A wind of 70 miles per hour blowing against a 30 foot tall flat walled building in open flat terrain will exert a pressure of 22 pounds per square foot. If the wind speed is increased to 300 miles per hour the pressure is increased to 404 pounds per square foot (psf). Wind speed of 300 mph is considered the maximum for a tornado. It is far greater than that of a hurricane.
DOMES WITHSTAND TREMENDOUS PRESSURES:
Cars can be parked on 100psf. The side pressure on the building could equal the weight of cars piled 4 high. No normal building can withstand that much pressure. Many Steel Reinforced Concrete Domes are buried up to 30 feet deep. They must withstand pressures up to 1 ton per square feet (2000 psf).
Against tornado pressure a Steel Reinforced Concrete Dome 100 feet in Diameter, 35 feet tall would still have a safety margin of 1. ½ times its minimum strength. In other words, the stress created by the 300 mile per hour wind would increase the compressive pressure in the shell to 1,098 psi. The shell is allowed 2,394 psi using design strengths of 4,000 psi. The fact is the Steel Reinforced Concrete Dome is not flat and therefore never could the maximum air pressure against it of 404 pounds per square foot be realized.

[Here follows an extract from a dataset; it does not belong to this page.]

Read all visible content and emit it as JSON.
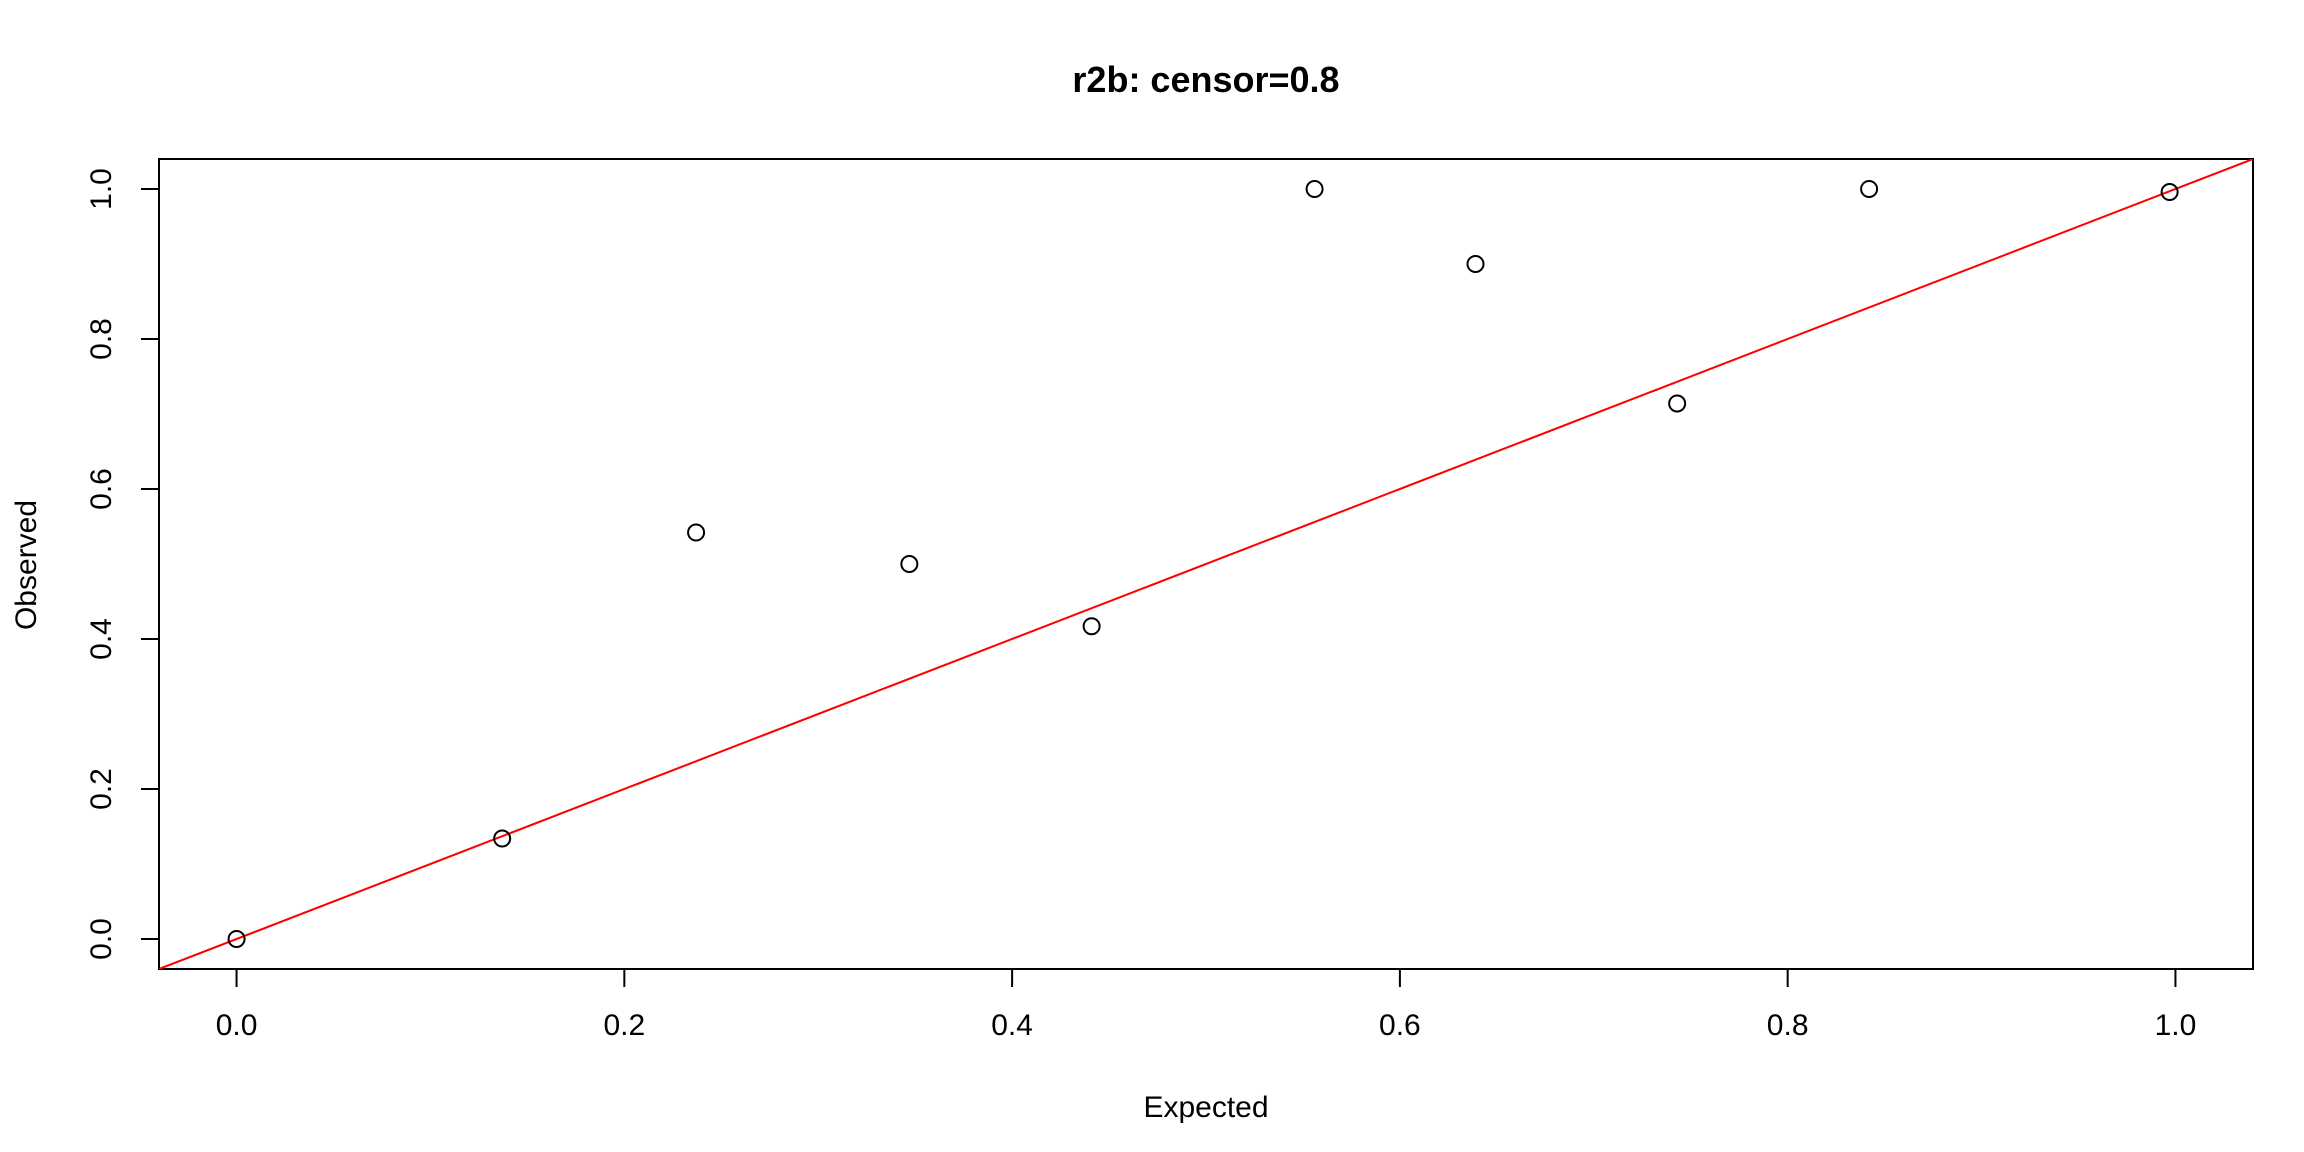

Neither is the concrete only 4,000 psi. It is always much greater. The margin of safety is probably more like three or four.
The Steel Reinforced Concrete Dome at Port Arthur, Texas has now been hit by three hurricanes. A hurricane does not exert enough pressure on a dome to be even noticed. As shown above the dome can very easily withstand the stresses of a tornado.

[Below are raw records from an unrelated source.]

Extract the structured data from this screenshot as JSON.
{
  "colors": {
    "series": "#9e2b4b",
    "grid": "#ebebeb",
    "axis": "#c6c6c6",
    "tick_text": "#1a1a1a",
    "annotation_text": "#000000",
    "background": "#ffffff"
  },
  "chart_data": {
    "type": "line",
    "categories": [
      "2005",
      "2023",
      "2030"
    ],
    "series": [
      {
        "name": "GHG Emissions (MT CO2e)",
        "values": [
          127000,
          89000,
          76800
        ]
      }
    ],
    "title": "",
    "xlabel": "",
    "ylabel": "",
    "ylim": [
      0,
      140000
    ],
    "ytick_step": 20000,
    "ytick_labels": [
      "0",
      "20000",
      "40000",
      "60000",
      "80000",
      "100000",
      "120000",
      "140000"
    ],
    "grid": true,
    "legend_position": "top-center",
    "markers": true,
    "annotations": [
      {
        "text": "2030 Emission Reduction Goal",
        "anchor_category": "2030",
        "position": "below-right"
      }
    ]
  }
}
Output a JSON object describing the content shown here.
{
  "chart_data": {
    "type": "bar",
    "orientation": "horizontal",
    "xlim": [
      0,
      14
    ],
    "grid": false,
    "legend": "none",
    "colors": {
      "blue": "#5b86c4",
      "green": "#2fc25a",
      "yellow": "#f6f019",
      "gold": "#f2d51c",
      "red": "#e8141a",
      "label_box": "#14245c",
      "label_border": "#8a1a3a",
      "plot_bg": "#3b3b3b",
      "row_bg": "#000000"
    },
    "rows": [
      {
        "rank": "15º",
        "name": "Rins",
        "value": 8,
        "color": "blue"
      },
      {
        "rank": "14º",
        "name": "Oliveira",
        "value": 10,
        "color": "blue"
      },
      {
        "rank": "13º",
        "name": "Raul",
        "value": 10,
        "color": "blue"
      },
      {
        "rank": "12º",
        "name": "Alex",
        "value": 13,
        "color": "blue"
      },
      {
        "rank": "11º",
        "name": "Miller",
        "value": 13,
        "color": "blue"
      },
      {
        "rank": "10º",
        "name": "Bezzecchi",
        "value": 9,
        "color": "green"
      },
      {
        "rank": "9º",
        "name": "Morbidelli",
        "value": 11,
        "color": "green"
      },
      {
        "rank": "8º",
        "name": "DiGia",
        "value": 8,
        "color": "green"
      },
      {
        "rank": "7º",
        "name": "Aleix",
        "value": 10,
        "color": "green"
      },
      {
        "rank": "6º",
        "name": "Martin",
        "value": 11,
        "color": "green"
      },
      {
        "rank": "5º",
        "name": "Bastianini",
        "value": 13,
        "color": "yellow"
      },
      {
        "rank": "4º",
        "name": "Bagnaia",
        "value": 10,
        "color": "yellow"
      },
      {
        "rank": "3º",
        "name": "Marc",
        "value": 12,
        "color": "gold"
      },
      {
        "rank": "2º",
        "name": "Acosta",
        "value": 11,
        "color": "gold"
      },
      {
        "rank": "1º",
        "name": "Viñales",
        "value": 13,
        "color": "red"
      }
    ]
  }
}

However, debris carried by a tornado could cut the surface membrane. If the debris contained a large timber or metal object, it might be possible of conditions were just right to put a puncture into the dome. But the puncture would be very local and would certainly never cause serious collapse of the dome. Possibly damage to the doors or windows may occur if there was a rapid decompression caused by the tornado.
For most Steel Reinforced Concrete Domes the likely disaster will be earthquake. The worst areas in the United States are listed as seismic zone 4. From analysis (see “concrete dome wind analysis” sidebar) it is easy to see that earthquake forces do not even approach the design strength the Steel Reinforced Concrete Dome is built to withstand under normal every day usage. It would take an external force many times as large as the earth quake to approach the design strength of concrete itself.

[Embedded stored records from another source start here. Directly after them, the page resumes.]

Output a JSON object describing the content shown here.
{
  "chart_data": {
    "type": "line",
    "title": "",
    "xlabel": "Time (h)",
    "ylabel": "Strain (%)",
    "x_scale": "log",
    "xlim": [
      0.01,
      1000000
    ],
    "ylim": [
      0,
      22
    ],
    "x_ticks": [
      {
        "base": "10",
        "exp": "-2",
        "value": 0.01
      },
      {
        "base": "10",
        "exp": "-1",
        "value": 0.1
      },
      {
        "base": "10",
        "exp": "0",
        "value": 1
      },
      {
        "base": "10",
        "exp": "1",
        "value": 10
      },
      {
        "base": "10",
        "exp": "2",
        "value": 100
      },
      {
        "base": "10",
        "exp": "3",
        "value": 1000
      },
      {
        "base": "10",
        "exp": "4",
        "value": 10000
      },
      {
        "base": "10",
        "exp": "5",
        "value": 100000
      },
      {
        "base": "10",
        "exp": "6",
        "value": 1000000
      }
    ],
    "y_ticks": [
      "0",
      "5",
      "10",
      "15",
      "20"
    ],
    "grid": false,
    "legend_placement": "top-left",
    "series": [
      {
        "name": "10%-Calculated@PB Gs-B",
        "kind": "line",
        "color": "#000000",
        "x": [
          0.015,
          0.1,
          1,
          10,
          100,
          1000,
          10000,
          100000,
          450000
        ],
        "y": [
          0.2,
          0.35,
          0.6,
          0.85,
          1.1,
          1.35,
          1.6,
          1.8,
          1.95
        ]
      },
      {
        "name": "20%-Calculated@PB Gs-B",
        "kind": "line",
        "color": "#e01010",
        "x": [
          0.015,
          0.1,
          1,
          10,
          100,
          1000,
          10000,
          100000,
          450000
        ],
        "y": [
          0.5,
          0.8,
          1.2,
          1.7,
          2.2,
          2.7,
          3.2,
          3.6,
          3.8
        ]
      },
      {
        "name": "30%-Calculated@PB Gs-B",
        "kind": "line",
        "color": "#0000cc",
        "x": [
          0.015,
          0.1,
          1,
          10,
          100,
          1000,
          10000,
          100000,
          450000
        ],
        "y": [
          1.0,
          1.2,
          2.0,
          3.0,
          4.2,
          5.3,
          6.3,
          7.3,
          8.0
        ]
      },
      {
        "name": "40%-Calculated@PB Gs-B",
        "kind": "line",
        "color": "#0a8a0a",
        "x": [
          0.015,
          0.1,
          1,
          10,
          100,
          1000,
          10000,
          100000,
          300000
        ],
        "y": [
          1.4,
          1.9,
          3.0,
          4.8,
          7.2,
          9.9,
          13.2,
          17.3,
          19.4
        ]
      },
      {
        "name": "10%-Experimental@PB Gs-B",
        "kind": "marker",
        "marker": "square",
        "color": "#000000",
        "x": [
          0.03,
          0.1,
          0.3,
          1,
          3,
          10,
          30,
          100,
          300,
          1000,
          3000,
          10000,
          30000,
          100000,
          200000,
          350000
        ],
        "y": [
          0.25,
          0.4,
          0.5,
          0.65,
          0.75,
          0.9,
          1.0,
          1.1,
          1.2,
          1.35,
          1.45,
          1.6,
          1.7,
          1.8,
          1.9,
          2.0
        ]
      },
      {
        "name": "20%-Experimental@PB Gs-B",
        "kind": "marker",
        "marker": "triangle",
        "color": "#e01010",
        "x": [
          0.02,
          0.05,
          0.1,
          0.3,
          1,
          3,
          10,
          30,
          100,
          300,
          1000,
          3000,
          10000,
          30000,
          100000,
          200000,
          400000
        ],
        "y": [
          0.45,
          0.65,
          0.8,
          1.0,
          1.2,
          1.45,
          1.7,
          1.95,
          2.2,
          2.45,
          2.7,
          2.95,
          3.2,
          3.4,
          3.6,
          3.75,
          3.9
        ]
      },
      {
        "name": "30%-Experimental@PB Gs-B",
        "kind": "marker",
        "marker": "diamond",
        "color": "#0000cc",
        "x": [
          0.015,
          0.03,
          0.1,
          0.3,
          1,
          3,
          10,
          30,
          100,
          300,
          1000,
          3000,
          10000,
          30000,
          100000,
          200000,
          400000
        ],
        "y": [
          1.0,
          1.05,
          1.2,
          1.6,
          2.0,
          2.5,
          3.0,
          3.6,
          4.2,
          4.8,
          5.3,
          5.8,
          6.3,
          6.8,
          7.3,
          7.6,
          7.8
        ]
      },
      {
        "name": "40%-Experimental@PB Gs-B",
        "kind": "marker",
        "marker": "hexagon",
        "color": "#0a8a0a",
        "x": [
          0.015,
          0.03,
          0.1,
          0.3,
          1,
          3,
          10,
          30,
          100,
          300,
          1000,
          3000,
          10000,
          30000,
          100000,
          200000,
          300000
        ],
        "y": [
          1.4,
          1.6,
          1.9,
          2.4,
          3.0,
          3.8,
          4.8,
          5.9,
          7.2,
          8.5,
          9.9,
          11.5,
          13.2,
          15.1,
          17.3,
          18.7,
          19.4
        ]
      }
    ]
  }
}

Nuclear fallout is another disaster consideration. It is interesting to note that the only structure left standing near ground zero at Hiroshima was the skeleton of a dome. Certainly the Steel Reinforced Concrete Dome would be superior to most buildings if a nuclear fallout condition occurred. Rain would to wash the radiation off the building much better than conventional buildings.
Generally the Steel Reinforced Concrete Dome is quite tall. Radiation strengths are inversely proportional to the square of the distance from the source. The roof of the Steel Reinforced Concrete Dome would hold the radiation further from the occupants than many other structures. Also concrete itself is a good absorber of radiation. The concrete Steel Reinforced Concrete Dome would greatly reduce the effects of fallout on the occupants.
It is interesting to note that German thin shell structures stood up to allied bombing in the Second World War better than most structures. When a bomb would hit a thin shell, it would either bounce off their tough exterior or it would puncture a hole through.
Since there are no single components that carry large loads, there is nothing that can be knocked down like a beam or a column. Therefore repair was a single patch to cover the hole that was made when the bomb would go through.
["Thin Shell" is the generic name for a Steel Reinforced Concrete Dome.]